|Barked: Sun Jan 20, '13 11:52pm PST |
|My service dog is force free trained, as are all the other dogs I train. Basically, you need to focus on being a really good teacher so your dog knows what you want and doing what you want pays off more than anything else possibly could so the dog participates in your training all of their own free will because you've given direction and because it's an enjoyable process.
So I reinforce desirable behaviors. With undesirable behaviors, I remove reinforcement for them or I redirect the dog to an alternative behavior. I don't use corporal punishment or intimidation.
Problem: Dog pulling on leash outside the home.
A solution: Practice heel in the quiet house until it's a default behavior. Then slowly raise criteria for the dog so you're setting them up for success. Practice heel when your house is noisy and busy until that's down pat. Then move to outside in the yard. Then a five minute walk on the sidewalk when no one else is likely to be around. Then a five minute walk on the sidewalk when other people and dogs are out and about. Then a ten minute walk. Go from there. It's all about achieving behaviors in steps so your dog is set up for success instead of setting them up for failure and having to issue corrections.
Problem: Dog gets excited and jumps on you during play.
A solution: Reward the dog for having all four feet on the floor and slowly get them excited in increments so they can retain self control and keep all four feet on the floor.
Problem: Dog barks and lunges at other dogs on leash.
A solution: Counter condition the dog to other dogs while on leash so the dog loses their negative association towards other dogs.
It's basically a reward system. I have a Facebook group called "Force Free Service Dogs" if you'd like to learn more and see video examples.
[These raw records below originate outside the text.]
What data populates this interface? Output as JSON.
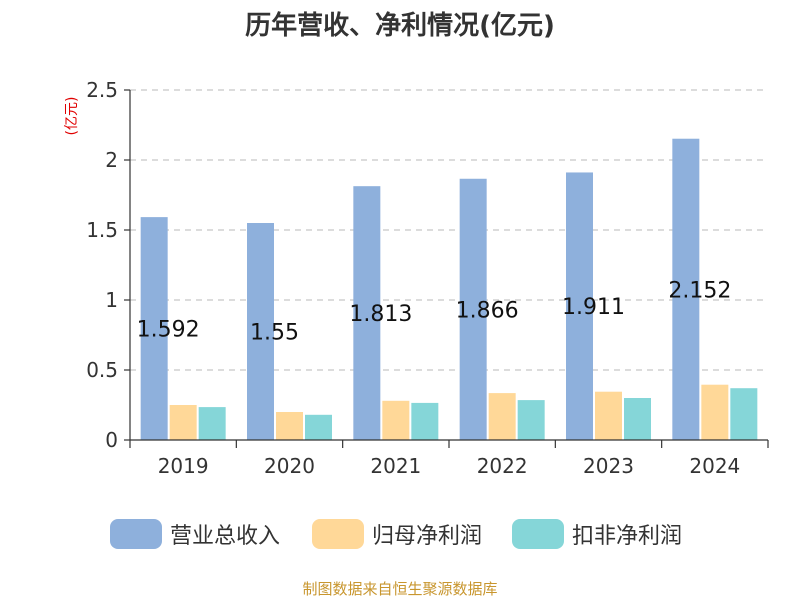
{
  "colors": {
    "revenue": "#8eb0dc",
    "parent_net_profit": "#ffd898",
    "deducted_net_profit": "#85d6d8",
    "unit_label": "#e00000",
    "footer": "#c8962e"
  },
  "footer": "制图数据来自恒生聚源数据库",
  "chart_data": {
    "type": "bar",
    "title": "历年营收、净利情况(亿元)",
    "ylabel": "(亿元)",
    "xlabel": "",
    "ylim": [
      0,
      2.5
    ],
    "yticks": [
      "0",
      "0.5",
      "1",
      "1.5",
      "2",
      "2.5"
    ],
    "grid": true,
    "legend_position": "bottom",
    "categories": [
      "2019",
      "2020",
      "2021",
      "2022",
      "2023",
      "2024"
    ],
    "series": [
      {
        "name": "营业总收入",
        "values": [
          1.592,
          1.55,
          1.813,
          1.866,
          1.911,
          2.152
        ],
        "data_labels": [
          "1.592",
          "1.55",
          "1.813",
          "1.866",
          "1.911",
          "2.152"
        ]
      },
      {
        "name": "归母净利润",
        "values": [
          0.25,
          0.2,
          0.28,
          0.335,
          0.345,
          0.395
        ]
      },
      {
        "name": "扣非净利润",
        "values": [
          0.235,
          0.18,
          0.265,
          0.285,
          0.3,
          0.37
        ]
      }
    ]
  }
}
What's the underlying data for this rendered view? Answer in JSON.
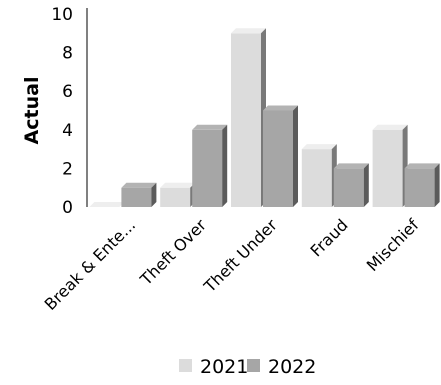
{
  "chart_data": {
    "type": "bar",
    "categories": [
      "Break & Ente...",
      "Theft Over",
      "Theft Under",
      "Fraud",
      "Mischief"
    ],
    "series": [
      {
        "name": "2021",
        "values": [
          0,
          1,
          9,
          3,
          4
        ],
        "color": "#dcdcdc"
      },
      {
        "name": "2022",
        "values": [
          1,
          4,
          5,
          2,
          2
        ],
        "color": "#a6a6a6"
      }
    ],
    "ylabel": "Actual",
    "xlabel": "",
    "ylim": [
      0,
      10
    ],
    "yticks": [
      "0",
      "2",
      "4",
      "6",
      "8",
      "10"
    ],
    "grid": false,
    "legend_position": "bottom",
    "style": "3d-bar"
  }
}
It's really worth it. Not only is it an incredible feeling you get when you know that you're doing such a good job training and the dog works with you instead of against you, but the dog will often offer more behaviors because they don't fear repercussions for possibly doing the wrong thing. Ginger comes up with new tasks all the time all on her own and all I have to do is reinforce them. Less work for me. The beauty of it is that when properly executed, the dog often will only offer desirable behaviors because you teach them the skills they need to make the right decisions and on the odd occasion they offer an undesirable behavior, it's so easily phased out when you don't reinforce it or ask for something else instead. But since this kind of training teaches the dog a way to make intelligent choices, you'll often have intelligent disobedience in life threatening situations.
One time Ginger and I were walking to the elevator when she broke her heel and started pushing me away from the elevators. I ignored her and kept walking but she persisted. Since I couldn't find the stairs, I kept persisting and she finally relented. I got to the bottom and there were fire engines and ambulances and a smell of burning plastic in the air. Ginger smelled it wafting up the elevator shafts and worried that it wasn't safe. Since she didn't fear repercussions, she had no problem trying to warn me. If I was in the habit of issuing corrections, she may not have been so brave.
We were lucky that it didn't turn out to be serious but if it had been, she could have saved my life.
But this is all hearsay. You won't ever know the benefits until you try it for yourself. If you have a competent trainer to guide you, what can you loose?